The allegation was that he had falsely told the police that after he had been plied with alcohol at a party, Ken Clarke had groped him, by touching his genitals over his clothing. Mr Fellows was described in the prosecution opening speech as a “an inventive and sometimes persuasive fantasist”.
In evidence Mr Clarke denied having met Mr Fellows, and firmly denied any sexual contact. He described the idea that he would “go strolling off to grope a man in an office” as “highly unlikely.” His evidence was supported by, amongst other people, a journalist who works for Exaro News, David Hencke, who was adamant that no such incident took place. Indeed Mr Hencke had written in some detail on the Exaro website in 2013 about how his written statement to Operation Fairbank “helped police clear Kenneth Clarke of a sex assault smear.” There is a possibility, I suppose, that if Mr Clarke had not been fortunate enough to have had Mr Hencke helping to exonerate him, he could have been prosecuted on the basis of Mr Fellows’s allegation, or “smear” to use Hencke’s word.
For his part, when he gave evidence Mr Fellows insisted that Clarke had groped him, although he said it was “not upsetting at all, weird but not upsetting.” Apparently it was “no more than a minor grope that you get every Friday or Saturday night in a club.”
So, here was a straight conflict of evidence: Mr Fellows insisting that he had been sexually assaulted, albeit in a fairly minor way, and Mr Clarke and Mr Hencke adamant that he had not been.
On the face of it, many would say, a verdict of acquittal must mean that the jury believed Mr Fellows; and by the same token they must have thought Mr Clarke and Mr Hencke were either lying or forgetful.
Such a conclusion would be wrong, although, because juries do not need to give reasons for their verdicts, it remains possible that they thought just that.
There are, however, quite a number of other possibilities.
Under our system of criminal justice a defendant is entitled to be acquitted unless the prosecution proves his guilt “beyond reasonable doubt.” These days judges usually direct the jury that they must not convict unless they are “sure,” but it means the same thing.
If, for example, the jury had been “almost sure” that Clarke was telling the truth, and almost sure that Fellows was lying, then the proper verdict would still have been one of Not Guilty, because “almost sure” plainly denotes a lesser degree of certainty than “sure”.
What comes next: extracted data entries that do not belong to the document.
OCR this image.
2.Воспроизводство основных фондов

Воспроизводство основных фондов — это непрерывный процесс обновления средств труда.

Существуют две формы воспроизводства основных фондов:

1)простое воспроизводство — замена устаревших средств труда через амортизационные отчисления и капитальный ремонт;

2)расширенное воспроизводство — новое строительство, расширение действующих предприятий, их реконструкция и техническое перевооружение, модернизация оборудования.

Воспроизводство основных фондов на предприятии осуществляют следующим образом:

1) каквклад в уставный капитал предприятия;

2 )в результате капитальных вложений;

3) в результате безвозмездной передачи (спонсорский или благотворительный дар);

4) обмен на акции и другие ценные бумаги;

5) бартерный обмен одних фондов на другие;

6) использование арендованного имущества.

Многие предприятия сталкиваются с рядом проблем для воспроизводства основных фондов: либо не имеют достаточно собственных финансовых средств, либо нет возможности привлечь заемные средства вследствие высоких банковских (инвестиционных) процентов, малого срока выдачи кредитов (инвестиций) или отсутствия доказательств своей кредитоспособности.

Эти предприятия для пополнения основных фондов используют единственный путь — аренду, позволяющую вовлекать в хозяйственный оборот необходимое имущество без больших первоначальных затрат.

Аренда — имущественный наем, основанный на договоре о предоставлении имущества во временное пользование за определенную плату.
We also need to look at the charge that the prosecution were trying to prove. “Perverting the course of justice” requires proof of an act which both “tended” to pervert, and was “intended” to pervert the course of justice. The question of intent would have been central to the jury’s deliberations.
The press reports have inevitably been incomplete, but we know that the prosecution opened the case on the basis that Mr Fellows was a “fantasist.” That could have planted the first seeds of doubt in the jury’s mind. The word “fantasist” is ambiguous. Many fantasists know perfectly well when they are lying. But the word is also used to describe someone who genuinely believes an account which is not in fact true. Memory is a fickle friend, and it is perfectly possible for people to believe that an incident took place when it in fact did not. Clearly somebody relating a false account in the belief that it is true does not have the all important “intention” to pervert the course of justice and if the jury thought that this was at least a possiblity in Mr Fellows case then a Not Guilty verdict was quite correct.
So, before demands are made to prosecute Kenneth Clarke for sexual assault, the evidence at Mr Fellows trial needs to be examined very carefully indeed. For Felllows to prove beyond reasonable doubt that he was the victim of an assault is a very different matter than simply raising a doubt that he intended to pervert the course of justice.
Perhaps the moral of the story is the simple one that memories, whether of alleged victims, politicians or journalists are inherently unreliable. Allegations based on memories alone should always be scrutinised by prosecutors, journalists and juries with great care.
It may be unsatisfactory, but sometimes it is simply impossible to be sure where the truth lies. If a jury is not sure, it has to acquit. It would be a great deal more unsatisfactory if the law required anything less than that high standard of proof.